Add the mix to the batch.. leave in the refer for 24-48 hours.... it will extract moisture from the fish.... turn fish a couple times leaving the moisture in the container... after 48 hours, rinse, dry, form a pellicle in front of a fan.... smoke to your desire.... I bring the fish IT to 140 ish in a 160 ish smoker.....

10 lbs. fish... 3.2 oz salt... 1.6 oz. sugar.... 2 tsp. Cure #1
post #27 of 33
Thread Starter 

That link is for cold smoking which I'm not doing. The thing is that I don't know anyone who uses nitrite in anything but sausage and the like, and I know a lot of people who smoke fish. That's not to say that they are necessarily doing it correctly.  It seems that people on the site here don't use it either. I brought my fish to an internal temp of 155 degrees because I read that the safe internal temp for fish is 145. And I don't leave my fish out under a fan to form the pelicle, I like Bearcarver's technique of leaving it in the fridge overnight to do it. The FDA stuff I believe is for commercial regulation. Am I playing Russian roulette?

My preference is to not use nitrite if it isn't necessary because I've read a lot of stuff about it possibly being a carcinogen.

post #28 of 33
Russian Roulette.... not really if you get the temp up within 4 hours and have lots of air flow through the smoker....
Folks think botulism is a thing of the past.... Since nitrites have been known and the amounts perfected through some serious analysis, botulism can be controlled so you don't hear about it much.... If the Native Alaskans would start using it for their seal meat and fish etc. it probably could be close to "cured" (I had to do that) in the US..... There are something like 7 different strains from dirt, water and seafood that are viable somewhere in the world... and it is not too forgiving.....
post #29 of 33
Thread Starter 

Ok. Thanks. Maybe on my next run I will start out a bit hotter and get up to temp a little quicker.

post #30 of 33

If you do an advanced search using my name, you will find a few smoked  King Salmon, Salmon Jerky, Salmon Nuggets posts with pics and some recipes.  90% of my recipes are of the basic dry brine using 4/1 ratio of dark brown sugar / non iodized salt with fresh garlic.   Depending on the size of fish I'm smoking will dictate how long I brine and smoke.  No matter what I'm doing, I make sure the IT is 145* before I pull it.

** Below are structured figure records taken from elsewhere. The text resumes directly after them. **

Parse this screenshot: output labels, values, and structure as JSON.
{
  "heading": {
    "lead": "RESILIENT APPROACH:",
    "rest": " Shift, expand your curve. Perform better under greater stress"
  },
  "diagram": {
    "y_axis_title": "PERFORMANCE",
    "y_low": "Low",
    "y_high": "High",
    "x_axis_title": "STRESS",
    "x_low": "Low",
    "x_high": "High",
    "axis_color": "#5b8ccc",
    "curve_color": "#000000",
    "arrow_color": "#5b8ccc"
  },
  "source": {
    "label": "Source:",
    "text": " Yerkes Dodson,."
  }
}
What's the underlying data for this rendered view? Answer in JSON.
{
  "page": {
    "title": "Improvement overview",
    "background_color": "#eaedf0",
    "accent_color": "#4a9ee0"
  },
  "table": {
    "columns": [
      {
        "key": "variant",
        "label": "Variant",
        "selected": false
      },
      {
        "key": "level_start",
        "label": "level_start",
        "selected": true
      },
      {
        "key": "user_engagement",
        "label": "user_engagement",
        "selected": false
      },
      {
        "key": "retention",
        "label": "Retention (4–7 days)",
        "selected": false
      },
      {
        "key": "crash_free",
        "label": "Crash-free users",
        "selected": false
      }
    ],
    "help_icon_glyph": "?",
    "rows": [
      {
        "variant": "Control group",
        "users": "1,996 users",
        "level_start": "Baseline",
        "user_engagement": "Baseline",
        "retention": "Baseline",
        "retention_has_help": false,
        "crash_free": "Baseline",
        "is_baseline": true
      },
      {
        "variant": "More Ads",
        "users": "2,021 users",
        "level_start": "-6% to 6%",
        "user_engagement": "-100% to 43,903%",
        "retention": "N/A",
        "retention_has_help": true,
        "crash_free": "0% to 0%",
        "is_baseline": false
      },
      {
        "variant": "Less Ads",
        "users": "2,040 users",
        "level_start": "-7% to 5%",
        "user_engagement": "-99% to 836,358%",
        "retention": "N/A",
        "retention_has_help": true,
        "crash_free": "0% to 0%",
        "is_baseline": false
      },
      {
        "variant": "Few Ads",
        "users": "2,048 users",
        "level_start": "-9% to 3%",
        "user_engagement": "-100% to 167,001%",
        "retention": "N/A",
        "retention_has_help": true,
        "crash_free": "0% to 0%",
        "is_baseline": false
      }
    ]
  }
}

Edited by cmayna - 5/6/14 at 7:36am
post #31 of 33
Thread Starter 

Cool. Thanks. I will. I actually went to am IT of 155 on my thickest piece to be extra sure and I liked how it turned out, but I'm no connoisseur.....yet th_4th_of_July.gif

post #32 of 33

ahhhhh......but you will

post #33 of 33
Looked good... probably can talk past tense because if it was me it would be all gone! People decades ago would just salt meat and then eat it so I'm sure your fine. I eat raw tuna a lot and haven't died or got sick yet. I'm going to try and smoke some suckers!